The funds deposited in Trump accounts shall be invested in certain mutual funds or exchange traded funds that track the 500 leading U.S. public companies or another index of primarily American equities.
The $1,000 Pilot Program Bonus
Eligible children, who is a U.S. citizen and is born between 2025 and 2028, will be granted a $1,000 bonus deposit from the federal government as part of their pilot program contribution.
This serves as a starter amount to help their child’s investment grow over time without requiring any initial contribution from the family. In addition, the $1,000 pilot contribution will not be counted against any contribution limits.
Contribution Rules and Limits
There is a $5,000 contribution limit per year, subject to inflation adjustments starting year 2027. Anyone can add to the contributions, parents, grandparents, relatives, and even employers but they shall count toward the contribution limit.
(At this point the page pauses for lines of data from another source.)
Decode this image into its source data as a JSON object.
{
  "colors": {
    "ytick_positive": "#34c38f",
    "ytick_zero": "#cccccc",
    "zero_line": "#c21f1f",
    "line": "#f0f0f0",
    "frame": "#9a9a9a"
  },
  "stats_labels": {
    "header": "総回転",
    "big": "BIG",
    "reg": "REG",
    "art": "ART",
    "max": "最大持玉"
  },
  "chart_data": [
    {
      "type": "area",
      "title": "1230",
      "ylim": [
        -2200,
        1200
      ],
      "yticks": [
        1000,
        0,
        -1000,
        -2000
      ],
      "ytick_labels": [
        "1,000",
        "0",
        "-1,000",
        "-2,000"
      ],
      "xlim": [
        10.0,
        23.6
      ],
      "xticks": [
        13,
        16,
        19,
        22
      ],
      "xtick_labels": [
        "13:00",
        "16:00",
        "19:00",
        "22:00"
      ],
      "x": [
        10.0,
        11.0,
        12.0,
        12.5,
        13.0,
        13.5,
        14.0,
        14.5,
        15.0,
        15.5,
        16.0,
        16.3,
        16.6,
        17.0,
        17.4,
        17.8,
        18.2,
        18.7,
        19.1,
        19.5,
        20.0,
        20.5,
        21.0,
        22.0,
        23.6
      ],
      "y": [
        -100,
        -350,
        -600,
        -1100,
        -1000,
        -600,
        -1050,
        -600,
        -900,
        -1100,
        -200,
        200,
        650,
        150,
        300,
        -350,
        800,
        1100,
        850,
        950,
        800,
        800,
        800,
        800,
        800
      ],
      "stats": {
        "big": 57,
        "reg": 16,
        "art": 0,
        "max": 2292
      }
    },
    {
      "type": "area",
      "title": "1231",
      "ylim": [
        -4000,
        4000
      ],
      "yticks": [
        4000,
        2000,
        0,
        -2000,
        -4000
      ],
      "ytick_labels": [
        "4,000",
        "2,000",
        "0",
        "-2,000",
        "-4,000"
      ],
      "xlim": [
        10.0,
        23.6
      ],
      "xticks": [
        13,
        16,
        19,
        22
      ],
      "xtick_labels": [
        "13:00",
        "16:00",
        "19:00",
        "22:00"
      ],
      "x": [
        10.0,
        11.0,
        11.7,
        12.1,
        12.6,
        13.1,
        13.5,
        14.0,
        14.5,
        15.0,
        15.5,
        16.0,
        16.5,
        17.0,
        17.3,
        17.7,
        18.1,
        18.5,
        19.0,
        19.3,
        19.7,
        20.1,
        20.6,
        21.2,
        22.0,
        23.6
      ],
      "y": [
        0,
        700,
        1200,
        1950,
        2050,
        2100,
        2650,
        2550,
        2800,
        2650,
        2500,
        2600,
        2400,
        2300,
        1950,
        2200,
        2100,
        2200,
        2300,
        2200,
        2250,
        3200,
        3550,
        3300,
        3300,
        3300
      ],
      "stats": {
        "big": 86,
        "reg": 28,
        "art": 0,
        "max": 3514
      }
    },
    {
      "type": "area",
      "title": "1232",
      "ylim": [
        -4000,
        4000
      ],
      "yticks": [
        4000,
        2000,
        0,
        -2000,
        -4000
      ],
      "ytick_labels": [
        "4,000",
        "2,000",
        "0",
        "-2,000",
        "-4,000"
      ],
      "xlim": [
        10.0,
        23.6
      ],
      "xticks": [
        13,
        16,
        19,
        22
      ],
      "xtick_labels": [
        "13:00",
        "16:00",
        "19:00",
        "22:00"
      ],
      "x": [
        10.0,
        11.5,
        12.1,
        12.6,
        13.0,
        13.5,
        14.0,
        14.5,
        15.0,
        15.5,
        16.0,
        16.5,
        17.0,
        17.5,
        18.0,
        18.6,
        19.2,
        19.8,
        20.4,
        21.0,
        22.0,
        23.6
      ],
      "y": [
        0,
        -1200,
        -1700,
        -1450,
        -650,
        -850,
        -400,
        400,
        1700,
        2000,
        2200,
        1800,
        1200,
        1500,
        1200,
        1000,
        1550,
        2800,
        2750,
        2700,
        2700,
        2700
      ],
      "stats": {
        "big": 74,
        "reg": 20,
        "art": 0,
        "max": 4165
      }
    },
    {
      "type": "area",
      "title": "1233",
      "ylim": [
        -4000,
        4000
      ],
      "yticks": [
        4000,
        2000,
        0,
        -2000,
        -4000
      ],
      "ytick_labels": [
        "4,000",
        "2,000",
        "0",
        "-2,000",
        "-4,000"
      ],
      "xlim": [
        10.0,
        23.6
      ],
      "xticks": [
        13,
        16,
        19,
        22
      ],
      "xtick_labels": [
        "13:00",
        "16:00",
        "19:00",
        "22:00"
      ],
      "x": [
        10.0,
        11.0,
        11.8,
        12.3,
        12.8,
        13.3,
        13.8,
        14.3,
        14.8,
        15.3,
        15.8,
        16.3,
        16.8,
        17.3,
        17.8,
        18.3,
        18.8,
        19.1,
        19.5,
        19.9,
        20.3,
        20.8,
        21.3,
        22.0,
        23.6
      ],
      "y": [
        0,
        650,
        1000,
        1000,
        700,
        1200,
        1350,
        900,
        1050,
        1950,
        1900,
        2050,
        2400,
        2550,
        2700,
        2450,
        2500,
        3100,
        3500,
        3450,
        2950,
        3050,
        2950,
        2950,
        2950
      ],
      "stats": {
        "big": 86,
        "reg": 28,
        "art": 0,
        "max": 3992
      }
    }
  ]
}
Below are other rules that apply:
- The $1,000 pilot program contribution does not count against this limit.
- Employers may contribute up to $2,500 per year and will be counted towards the $5,000 limit per year. Employer’s contributions shall not be part of the employee’s taxable income. It must be noted that the $2,500 limit is per employee and not per dependent. Therefore, even if an employee has two or more dependents, the employer can only contribute up to $2,500 per year for all the Trump Accounts.
- Qualified general contributions such as those funded by state or political subdivisions or tax-exempt organizations are not subject to the contribution limit.
All contributions except those from employers, government or charitable institutions, are not tax deductible.
Withdrawal Rules and Exceptions
In general, withdrawals from a Trump Account are not allowed until the child turns 18 years old. There are a few exceptions to this such as in the case of excessive contributions, qualified rollover of contributions, and death of the beneficiary.
Once the beneficiary turns 18, the Trump account shall be treated and be subject to the rules of a traditional IRA.